I hunt with a fouled bore. Down here in the desert I’m not hampered with much moisture so I don’t worry about corrosion during the hunt. I want to retest sometime for accuracy with a clean bore coated with the one shot to see how it does.
 
I clean breechplug, barrel and frame after every session. This includes removing the barrel from the frame. I clean the barrel using the plunger method, basically plunging hot, soapy water through the barrel. Gets it very, very clean. I leave the barrel and breech plug to dry for several hours to overnight. I then wipe everything down with gun oil and reassemble the gun. Muzzle-loaders.com has these pipe cleaner's that have nylon stud embedded and those do a great job cleaning the plug.
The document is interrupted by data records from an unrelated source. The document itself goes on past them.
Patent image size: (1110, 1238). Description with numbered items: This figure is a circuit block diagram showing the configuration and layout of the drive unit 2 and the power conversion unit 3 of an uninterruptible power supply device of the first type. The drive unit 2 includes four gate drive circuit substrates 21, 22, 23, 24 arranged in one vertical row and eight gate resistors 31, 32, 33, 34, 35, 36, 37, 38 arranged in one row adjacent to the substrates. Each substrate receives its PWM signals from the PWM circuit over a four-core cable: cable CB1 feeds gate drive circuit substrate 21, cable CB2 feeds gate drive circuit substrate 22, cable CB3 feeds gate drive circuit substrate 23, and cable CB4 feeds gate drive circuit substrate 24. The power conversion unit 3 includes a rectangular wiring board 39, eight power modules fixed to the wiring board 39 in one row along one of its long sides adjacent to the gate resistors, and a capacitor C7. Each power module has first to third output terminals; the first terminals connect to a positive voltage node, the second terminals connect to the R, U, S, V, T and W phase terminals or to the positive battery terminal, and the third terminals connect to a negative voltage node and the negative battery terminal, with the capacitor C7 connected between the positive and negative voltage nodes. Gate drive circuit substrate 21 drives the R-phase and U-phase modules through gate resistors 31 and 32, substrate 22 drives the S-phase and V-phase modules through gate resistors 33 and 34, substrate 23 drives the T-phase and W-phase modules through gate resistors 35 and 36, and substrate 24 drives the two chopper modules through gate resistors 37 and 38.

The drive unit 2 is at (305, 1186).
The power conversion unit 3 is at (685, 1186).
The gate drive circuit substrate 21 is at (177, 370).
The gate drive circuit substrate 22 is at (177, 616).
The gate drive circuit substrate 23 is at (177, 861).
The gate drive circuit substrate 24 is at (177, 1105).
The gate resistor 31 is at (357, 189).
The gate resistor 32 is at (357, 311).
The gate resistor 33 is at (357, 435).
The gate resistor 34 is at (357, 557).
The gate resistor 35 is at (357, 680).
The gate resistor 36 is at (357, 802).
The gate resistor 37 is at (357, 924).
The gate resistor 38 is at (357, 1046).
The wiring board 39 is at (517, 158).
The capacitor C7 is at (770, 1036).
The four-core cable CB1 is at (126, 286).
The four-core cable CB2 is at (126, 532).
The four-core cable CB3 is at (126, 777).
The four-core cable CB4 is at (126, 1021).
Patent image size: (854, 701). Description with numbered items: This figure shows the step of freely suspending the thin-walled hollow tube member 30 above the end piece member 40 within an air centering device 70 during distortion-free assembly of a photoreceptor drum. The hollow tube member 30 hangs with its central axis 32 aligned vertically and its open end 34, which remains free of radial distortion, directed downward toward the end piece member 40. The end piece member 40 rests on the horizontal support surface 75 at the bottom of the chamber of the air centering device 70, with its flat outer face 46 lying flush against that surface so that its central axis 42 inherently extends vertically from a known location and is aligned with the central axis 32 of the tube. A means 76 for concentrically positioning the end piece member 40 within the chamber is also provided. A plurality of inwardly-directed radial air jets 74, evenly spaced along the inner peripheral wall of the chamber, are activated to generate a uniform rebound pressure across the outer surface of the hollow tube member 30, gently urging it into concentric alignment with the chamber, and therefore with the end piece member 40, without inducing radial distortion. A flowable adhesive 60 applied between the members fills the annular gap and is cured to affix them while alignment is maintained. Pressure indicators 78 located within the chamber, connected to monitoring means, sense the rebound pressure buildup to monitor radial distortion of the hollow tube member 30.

With my CVA I would also remove the firing pin and clean that and the spring after every session. My T/C doesn't get nearly as dirty so I won't be doing that until the end of my last hunt.

At the Range, I keep a zip lock bag with patches that are saturated in windex and I run one of those plus two dry patches after each shot. Before shooting, I run two dry patches and then pop 4 primers to foul the barrel.
 
In my videos where I am shooting the clay pigeons with my hawken, I run a spit patch and a dry patch between shots.

I do the hot water pump and dump when I get home. Water is your friend!

T7 has a habit of forming a crud ring that gets pretty tough in some guns. I ran it in 3 and 2 of them built crud.

I could get about 6-7 shots in my knight on t7 and about the same with swiss in my hawken.
 
With 777 and similar bullets I clean every 5 shots.

Process is usually brush, wet patch, brush, wet patch, and a couple dry patches. Nothing between shots.

Sounding like I don't do enough! I usually only shoot it a couple times a year before muzzy elk season. I probably should clean it better after that hunt...

And since I'm on a video posting kick today, always liked this one.

 
I’m running BH209 in my muzzleloader, and after about seven shots it starts getting pretty hard to load. Once the fouling builds up, the bullet/sabot just doesn’t want to seat smoothly anymore. If I’m in the field and it gets to that point I pull the breech plug and run a few patches with Butch’s Bore Shine until they come out clean. I don’t think the exact solvent matters much with BH209; that’s just what I’ve always used and it’s worked fine.

After the hunt or a range session, I break the whole muzzleloader down, clean everything, and re‑lube all the metal before it goes back in the safe. I usually only have one muzzleloader hunt a year, so it ends up sitting for a while afterward.

I also make sure to foul the barrel before the hunt. My rifle throws the clean‑bore shot several inches away from a fouled‑bore shot, so I always sight in and hunt with a fouled barrel. Hunting in AZ/NM, with short seasons and dry weather, I’ve never had any issues leaving a fouled barrel for five days or so during the hunt.
 
I pull the BP and clean the gun after each shooting. I shoot T7 or Pyrodex. On the range I usually just shoot till I am done butI am shooting a White ML using lead conical and wool wads. Never need to swab between shots.